UNIDO’s Deputy to the Director General, Hiroshi Kuniyoshi, introduced the series and remarked on the impact of the pandemic, which “has been immediate and ubiquitous, leaving people, businesses and entire economies struggling to deal with the fallout.” He reinforced UNIDO’s commitment to continuing the close collaboration with its Member States and partners, “We must respond with equal speed, moved by a sense of joint purpose.”
Kuniyoshi also set the scene for the series, posing the question that both governments and companies need to answer now: “What will a path to an inclusive and sustainable economic recovery look like?”
The true problem of our time is “the erosion of trust between nations”, remarked the President of the Kiel Institute, Gabriel Felbermayr, which he said is the “indispensable lubricant of global production chains.” Felbermayr noted that “the crisis will profoundly affect the global economy even if production and demand bounce back quickly. The crisis is likely change the structure and patterns of the global division of labour and in particular to affect the global production networks.”
Will the pandemic usher the end of globalization as we know it?
Opening the panel, Beata Javorcik, Chief Economist at the European Bank for Reconstruction and Development, warned of the “danger that the world will sleepwalk into protectionism.” She also stressed that “we need international commitment to free trade (…) The restructuring of global production networks should be providing opportunities for less popular investment destinations and for export of services in countries with inexpensive skilled labour.”
How is the transition towards the Fourth Industrial Revolution impacted by COVID-19?
Three trends in the adoption of 4IR technologies as a consequence of the COVID-19 crisis were outlined by Svenja Falk, Managing Director at Accenture Research: acceleration of platformization and ecosystem governance, the continued diversification of the supply chain, and digital infrastructure at the core of the changes. Falk remarked we are at a tipping point for the adoption of Industry 4.0 technologies, however “we will see that the Fourth Industrial Revolution is changing at the same time,” and it is too early to talk about winners or losers.
What can we learn from past crisis to increase resilience of global production networks?
Drawing on lessons learned from past crisis, Izumi Ohno, Director of JICA Ogata Research Institute, talked about the implications for developing countries’ participation in global production networks in the aftermath of COVID-19. “We must find a way to co-exist with the virus. A “new normal” world urges our behavioural change, beyond efficiency.” Ohno reinforced the urgent need to increase the resilience of global production networks, as this will contribute towards a resilient society,
What do the early lessons from the COVID-19 crisis mean for the future of industrialization?

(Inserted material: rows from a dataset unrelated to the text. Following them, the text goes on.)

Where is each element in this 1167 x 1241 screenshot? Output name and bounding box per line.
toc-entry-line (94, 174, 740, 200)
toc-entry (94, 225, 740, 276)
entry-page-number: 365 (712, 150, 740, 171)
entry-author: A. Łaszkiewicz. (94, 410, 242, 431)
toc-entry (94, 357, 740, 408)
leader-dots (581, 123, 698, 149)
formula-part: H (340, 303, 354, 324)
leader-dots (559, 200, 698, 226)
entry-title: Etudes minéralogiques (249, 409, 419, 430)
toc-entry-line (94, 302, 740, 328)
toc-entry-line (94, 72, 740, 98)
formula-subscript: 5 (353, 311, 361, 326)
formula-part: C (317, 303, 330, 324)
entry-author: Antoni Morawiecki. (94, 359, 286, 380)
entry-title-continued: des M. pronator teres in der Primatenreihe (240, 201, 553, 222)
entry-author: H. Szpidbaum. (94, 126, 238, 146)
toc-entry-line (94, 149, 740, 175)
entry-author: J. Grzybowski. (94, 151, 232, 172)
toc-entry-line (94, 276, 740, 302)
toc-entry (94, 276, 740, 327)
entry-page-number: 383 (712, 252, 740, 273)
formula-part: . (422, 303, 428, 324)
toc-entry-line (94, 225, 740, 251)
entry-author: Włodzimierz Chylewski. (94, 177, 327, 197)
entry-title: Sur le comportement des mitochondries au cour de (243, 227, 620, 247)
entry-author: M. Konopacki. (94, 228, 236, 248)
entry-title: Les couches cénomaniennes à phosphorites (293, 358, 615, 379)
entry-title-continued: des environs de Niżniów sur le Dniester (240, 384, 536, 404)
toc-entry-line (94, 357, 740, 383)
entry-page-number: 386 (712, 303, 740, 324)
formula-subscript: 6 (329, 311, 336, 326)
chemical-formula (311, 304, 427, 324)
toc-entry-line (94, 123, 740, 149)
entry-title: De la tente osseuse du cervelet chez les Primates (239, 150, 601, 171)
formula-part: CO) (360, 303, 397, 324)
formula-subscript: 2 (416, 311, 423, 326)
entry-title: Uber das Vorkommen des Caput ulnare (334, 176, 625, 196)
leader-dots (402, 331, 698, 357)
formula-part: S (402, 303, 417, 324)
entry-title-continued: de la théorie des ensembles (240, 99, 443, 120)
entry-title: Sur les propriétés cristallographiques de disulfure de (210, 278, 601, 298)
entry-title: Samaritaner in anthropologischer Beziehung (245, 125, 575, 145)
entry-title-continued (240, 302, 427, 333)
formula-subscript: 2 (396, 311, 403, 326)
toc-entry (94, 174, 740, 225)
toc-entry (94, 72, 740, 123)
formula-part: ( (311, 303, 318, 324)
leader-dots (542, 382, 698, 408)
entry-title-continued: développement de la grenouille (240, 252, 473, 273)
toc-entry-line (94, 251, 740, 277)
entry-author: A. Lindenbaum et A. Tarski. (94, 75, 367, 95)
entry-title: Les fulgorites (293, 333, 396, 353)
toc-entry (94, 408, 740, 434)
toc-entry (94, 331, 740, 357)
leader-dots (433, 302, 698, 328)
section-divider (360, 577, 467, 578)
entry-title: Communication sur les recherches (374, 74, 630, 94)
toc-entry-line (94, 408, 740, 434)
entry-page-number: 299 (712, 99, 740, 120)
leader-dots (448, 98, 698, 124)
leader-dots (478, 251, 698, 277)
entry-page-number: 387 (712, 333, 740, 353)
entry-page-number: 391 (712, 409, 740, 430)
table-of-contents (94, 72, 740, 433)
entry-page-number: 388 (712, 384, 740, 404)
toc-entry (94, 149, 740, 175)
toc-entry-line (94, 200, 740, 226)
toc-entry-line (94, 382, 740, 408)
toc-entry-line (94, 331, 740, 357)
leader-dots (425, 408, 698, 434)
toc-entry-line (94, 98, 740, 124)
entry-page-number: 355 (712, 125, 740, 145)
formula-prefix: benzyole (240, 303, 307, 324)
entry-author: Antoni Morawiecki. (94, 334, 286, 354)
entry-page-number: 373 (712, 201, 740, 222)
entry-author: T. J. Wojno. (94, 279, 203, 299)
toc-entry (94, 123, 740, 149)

“Developing countries will need to become more active in managing foreign direct investment to seize opportunities in the aftermath of COVID-19,” said Ha-Joon Chang, Director of the Centre of Development Studies at the University of Cambridge. Chang also talked about developing countries’ needs, citing the necessity to “identify strategic sectors, target firms and take into account sectoral needs in building infrastructure.”
Panelists agreed that while the current crisis is fueling uncertainty about the future, it also provides an opportunity to closer align our recovery to the Sustainable Development Goals and Agenda 2030, taking policy action with long-term inclusive and sustainable results at its core. New production models might pave the way forward, but we must ensure inclusiveness, as well as account for societal and environmental factors, not only the economic.